Il successivo art. 2 della legge n. 170/2010 specifica le finalità della legge stessa,
ovvero:
- garantire il diritto all'istruzione;
- favorire il successo scolastico, anche attraverso misure didattiche di supporto,
garantire una formazione adeguata e promuovere lo sviluppo delle potenzialità;
- ridurre i disagi relazionali ed emozionali;
- adottare forme di verifica e di valutazione adeguate alle necessità formative degli studenti;
- preparare gli insegnanti e sensibilizzare i genitori nei confronti delle problematiche legate ai DSA;
- favorire la diagnosi precoce e percorsi didattici riabilitativi;
- incrementare la comunicazione e la collaborazione tra famiglia, scuola e servizi sanitari durante il percorso di istruzione e di formazione;
3 - assicurare eguali opportunità di sviluppo delle capacità in ambito sociale e professionale.
In vista di tali finalità la legge prevede una serie di strumenti dispensativi e compensativi di flessibilità scolastica destinati a consentire agli studenti un percorso scolastico completo, non penalizzato dalle specifiche difficoltà apportate dai DSA.
La piana lettura delle disposizioni citate consente di fare alcune precisazioni in diritto e cioè:
- che in primo luogo la legge n. 170/2010 è chiaramente finalizzata a sostenere gli studenti con DSA nello studio, prevedendo strumenti specifici per affrontare e, ove possibile, superare i limiti derivanti da detti disturbi;
- che detta legge non disciplina, invece, in alcun modo la diversa materia delle prestazioni assistenziali eventualmente spettanti a tali minori, non contiene alcun riconoscimento di provvidenze economiche in favore dei minori con DSA, non prevede alcun automatismo (che ben avrebbe potuto essere stabilito) tra la diagnosi di DSA e il riconoscimento dell'indennità di frequenza;
- che al contrario l'art. 1 della legge n. 170/2010 precisa che i DSA “possono costituire una
limitazione importante per alcune attività della vita quotidiana”, il che consente di affermare, con interpretazione a contrario, che – ai sensi della stessa legge n. 170/2010
- non sempre i DSA comportano limitazioni importanti alla attività della vita quotidiana dei minori.

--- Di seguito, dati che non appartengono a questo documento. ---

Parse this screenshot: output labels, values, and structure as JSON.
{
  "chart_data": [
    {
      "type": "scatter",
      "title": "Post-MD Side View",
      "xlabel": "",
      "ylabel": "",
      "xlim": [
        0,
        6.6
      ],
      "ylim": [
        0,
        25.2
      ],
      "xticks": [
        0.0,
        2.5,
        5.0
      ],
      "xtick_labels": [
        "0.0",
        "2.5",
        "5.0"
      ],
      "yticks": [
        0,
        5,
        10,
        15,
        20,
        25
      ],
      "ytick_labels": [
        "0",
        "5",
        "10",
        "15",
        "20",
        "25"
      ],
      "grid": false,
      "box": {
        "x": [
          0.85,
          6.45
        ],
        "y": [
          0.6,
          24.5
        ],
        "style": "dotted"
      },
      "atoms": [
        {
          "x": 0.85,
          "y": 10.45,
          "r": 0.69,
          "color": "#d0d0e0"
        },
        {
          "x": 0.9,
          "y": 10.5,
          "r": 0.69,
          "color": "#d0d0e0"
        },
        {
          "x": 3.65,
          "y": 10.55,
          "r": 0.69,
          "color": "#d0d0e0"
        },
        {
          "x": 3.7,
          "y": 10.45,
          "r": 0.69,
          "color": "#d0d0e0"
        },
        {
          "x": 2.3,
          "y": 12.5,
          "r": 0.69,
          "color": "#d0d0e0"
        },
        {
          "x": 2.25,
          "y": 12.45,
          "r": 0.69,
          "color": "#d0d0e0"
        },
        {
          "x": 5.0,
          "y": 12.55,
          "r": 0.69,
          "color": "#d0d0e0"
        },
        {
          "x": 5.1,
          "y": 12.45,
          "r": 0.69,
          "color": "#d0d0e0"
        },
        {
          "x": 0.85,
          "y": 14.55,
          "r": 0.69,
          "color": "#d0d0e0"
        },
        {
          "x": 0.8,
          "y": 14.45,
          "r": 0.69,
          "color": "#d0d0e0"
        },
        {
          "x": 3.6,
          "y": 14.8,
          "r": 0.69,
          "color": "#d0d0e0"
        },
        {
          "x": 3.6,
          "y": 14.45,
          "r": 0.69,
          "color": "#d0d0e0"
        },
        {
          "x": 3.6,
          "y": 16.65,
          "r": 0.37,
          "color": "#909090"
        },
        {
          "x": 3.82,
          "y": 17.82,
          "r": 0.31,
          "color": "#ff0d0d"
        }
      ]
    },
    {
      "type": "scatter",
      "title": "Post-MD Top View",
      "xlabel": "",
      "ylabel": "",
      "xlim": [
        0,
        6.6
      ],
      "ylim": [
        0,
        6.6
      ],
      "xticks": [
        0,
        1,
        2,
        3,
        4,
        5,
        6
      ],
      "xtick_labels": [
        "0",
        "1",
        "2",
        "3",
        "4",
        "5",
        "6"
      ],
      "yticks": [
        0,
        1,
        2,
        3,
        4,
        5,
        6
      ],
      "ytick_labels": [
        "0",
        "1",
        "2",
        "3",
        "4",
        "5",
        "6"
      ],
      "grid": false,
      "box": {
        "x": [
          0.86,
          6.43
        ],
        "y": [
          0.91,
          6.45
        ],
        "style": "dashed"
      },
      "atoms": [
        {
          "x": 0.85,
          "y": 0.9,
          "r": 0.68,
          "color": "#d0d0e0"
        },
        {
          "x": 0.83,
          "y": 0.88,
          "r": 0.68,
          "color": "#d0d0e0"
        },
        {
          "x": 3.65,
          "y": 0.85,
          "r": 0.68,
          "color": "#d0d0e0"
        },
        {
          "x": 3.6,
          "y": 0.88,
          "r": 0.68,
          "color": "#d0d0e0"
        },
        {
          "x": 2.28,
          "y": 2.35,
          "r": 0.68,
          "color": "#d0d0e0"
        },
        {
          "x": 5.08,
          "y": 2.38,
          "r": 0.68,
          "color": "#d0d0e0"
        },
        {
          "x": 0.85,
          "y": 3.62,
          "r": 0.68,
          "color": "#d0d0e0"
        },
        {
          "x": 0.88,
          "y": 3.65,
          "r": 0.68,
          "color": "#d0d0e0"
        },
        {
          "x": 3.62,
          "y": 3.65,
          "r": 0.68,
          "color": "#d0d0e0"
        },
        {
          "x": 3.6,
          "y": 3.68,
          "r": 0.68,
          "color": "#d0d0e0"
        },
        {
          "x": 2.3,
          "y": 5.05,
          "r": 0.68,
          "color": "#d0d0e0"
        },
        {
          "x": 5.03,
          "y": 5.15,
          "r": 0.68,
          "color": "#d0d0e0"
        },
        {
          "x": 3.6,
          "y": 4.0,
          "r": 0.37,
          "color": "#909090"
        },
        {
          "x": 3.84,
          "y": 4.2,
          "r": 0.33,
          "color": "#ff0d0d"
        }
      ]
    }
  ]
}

E' del resto acquisizione del tutto pacifica che i DSA possano essere di gravità
ben diversa.
Deve dunque escludersi qualsiasi automatismo tra diagnosi di DSA e diritto all'indennità di frequenza (prestazione che presuppone invece che il minore abbia difficoltà persistenti a svolgere i compiti e le funzioni della sua età).
A tal fine occorrerà dunque valutare:
- la gravità del disturbo;
4 - la gravità delle difficoltà scolastiche;
- la gravità delle ripercussioni emotive e l'eventuale estensione delle stesse a più ambiti delle attività del minore.
Ciò è in linea con la funzione dell'indennità di frequenza, che è quella di coprire costi aggiuntivi necessari per terapie, supporti specialistici, ausili e sussidi tecnici.
Tanto premesso in via di diritto, e venendo alla concreta situazione della minore,
come condivisibilmente affermato dal CTU:
“Le difficoltà della minore sono state certificate dal Centro Terapeutico Montessori, i cui
risultati sono stati presi a riferimento nella presente valutazione, volta a definire se la minore
sia in una condizione di difficoltà persistenti a svolgere funzioni e compiti propri Persona_1
dell'età.
Il profilo che delineano i risultati delle prove riferite alle competenze cognitive,
linguistiche ed attentive, che sono state somministrate dalla psicologa dott.ssa del Persona_3
Centro, rientra nella norma, in alcune capacità il risultato è anche sopra alla media, il quoziente
intellettivo è nella norma, al limite con la fascia alta.
L'indagine psicologica non ha evidenziato problematiche relazionali ed affettive.
Il colloquio avvenuto in sede di visita peritale ha confermato le capacità della bambina che
si è rivelata vivace, socievole, educata e rispettosa ed ha conversato adeguatamente e con
partecipazione.
L'unica sfera pertanto in cui le certificazioni hanno evidenziato criticità è quella
scolastica, per le quali, è stato diagnosticato il DSA con classificazione moderato, altresì moderato
il Disturbo nella Lettura e lieve nell'Espressione scritta…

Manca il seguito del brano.